From this, you can understand why the tests were failing with the test binary compiled using Go 1.22.x.
cc: @blakerouse @ycombinator
Also for the regex changes in this PR, I think this is the related change in Go 1.22: https://github.com/golang/go/commit/98c9f271d67b501ecf2ce995539abd2cdc81d505
/test
Note we chatted with @oakrizan about the failing x-pack/metricbeat: AWS Tests and at least as of 4 days ago they used be successful: https://buildkite.com/elastic/beats-xpack-metricbeat/builds/5078#0190a2f4-ee9d-4b99-8311-924166b10128
So it's unclear whether they are affected by this PR, or something else that's changed during the last few days.
UPDATE: They aren't related to this PR; see https://github.com/elastic/beats/issues/40242
Additionally there appears to be general flakiness with macOS arm64 CI tests; usually the four automatic buildkite retries help, but lately seems they don't; the issue is tracked in https://github.com/elastic/beats/issues/40237
@shmsr Thank you so much for the help and detailed analysis on this issue, I really appreciate it.

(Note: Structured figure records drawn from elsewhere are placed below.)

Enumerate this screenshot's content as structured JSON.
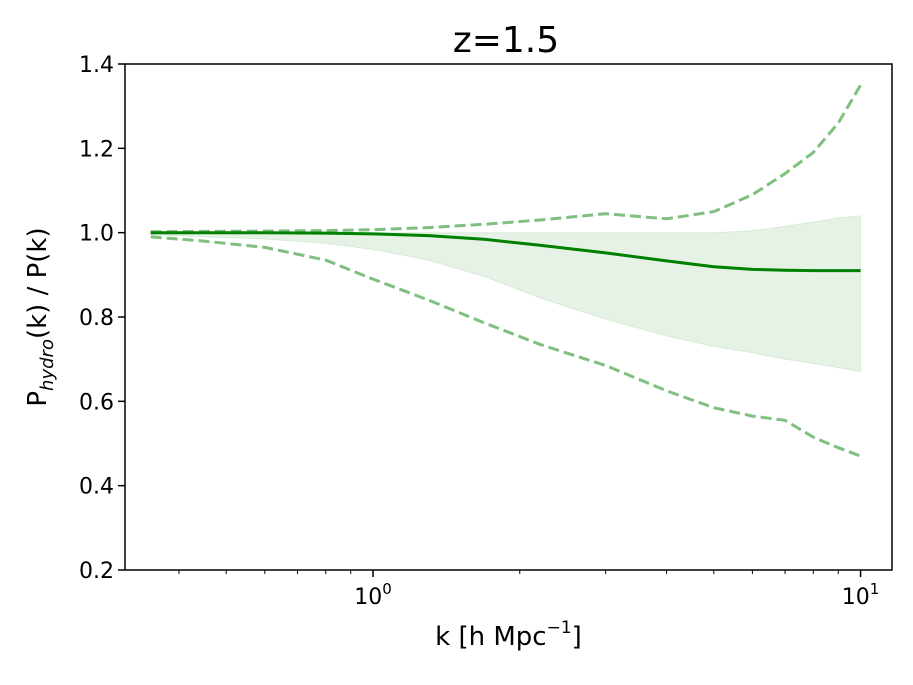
{
  "chart_data": {
    "type": "line",
    "title": "z=1.5",
    "xlabel": {
      "base": "k [h Mpc",
      "sup": "−1",
      "close": "]"
    },
    "ylabel": {
      "pre": "P",
      "sub": "hydro",
      "post": "(k) / P(k)"
    },
    "x_scale": "log",
    "xlim": [
      0.31,
      11.6
    ],
    "ylim": [
      0.2,
      1.4
    ],
    "x_ticks": [
      {
        "value": 1,
        "base": "10",
        "exp": "0"
      },
      {
        "value": 10,
        "base": "10",
        "exp": "1"
      }
    ],
    "y_ticks": [
      {
        "value": 0.2,
        "label": "0.2"
      },
      {
        "value": 0.4,
        "label": "0.4"
      },
      {
        "value": 0.6,
        "label": "0.6"
      },
      {
        "value": 0.8,
        "label": "0.8"
      },
      {
        "value": 1.0,
        "label": "1.0"
      },
      {
        "value": 1.2,
        "label": "1.2"
      },
      {
        "value": 1.4,
        "label": "1.4"
      }
    ],
    "grid": false,
    "legend": "none",
    "colors": {
      "line": "#008000",
      "band": "#008000",
      "dashed": "#7fbf7f"
    },
    "x": [
      0.35,
      0.45,
      0.6,
      0.8,
      1.0,
      1.3,
      1.7,
      2.2,
      3.0,
      4.0,
      5.0,
      6.0,
      7.0,
      8.0,
      9.0,
      10.0
    ],
    "series": [
      {
        "style": "solid",
        "values": [
          1.0,
          1.0,
          1.0,
          0.999,
          0.997,
          0.993,
          0.984,
          0.97,
          0.952,
          0.933,
          0.919,
          0.913,
          0.911,
          0.91,
          0.91,
          0.91
        ]
      },
      {
        "style": "band_upper",
        "values": [
          1.0,
          1.0,
          1.0,
          1.0,
          1.0,
          1.0,
          1.0,
          1.0,
          1.0,
          1.0,
          1.0,
          1.005,
          1.015,
          1.025,
          1.035,
          1.04
        ]
      },
      {
        "style": "band_lower",
        "values": [
          0.995,
          0.99,
          0.985,
          0.975,
          0.96,
          0.935,
          0.895,
          0.845,
          0.795,
          0.755,
          0.73,
          0.715,
          0.7,
          0.69,
          0.68,
          0.67
        ]
      },
      {
        "style": "dashed_upper",
        "values": [
          1.002,
          1.003,
          1.004,
          1.005,
          1.007,
          1.012,
          1.02,
          1.03,
          1.045,
          1.033,
          1.05,
          1.09,
          1.14,
          1.19,
          1.26,
          1.35
        ]
      },
      {
        "style": "dashed_lower",
        "values": [
          0.99,
          0.98,
          0.965,
          0.935,
          0.89,
          0.84,
          0.785,
          0.735,
          0.685,
          0.625,
          0.585,
          0.565,
          0.555,
          0.515,
          0.49,
          0.47
        ]
      }
    ]
  }
}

I have updated the PR with latest main, lets see if it fully passes.
@pierrehilbert @cmacknz after chatting with @blakerouse we do need to backport this to 8.15 in order to align go versions in Agent and Beats. Shouldn't we bypass requirements?
I'm fine to force merge this and backport to 8.15, we just need the new conflict to be resolved first.
I have fixed the conflict, once we get green again lets force merge this.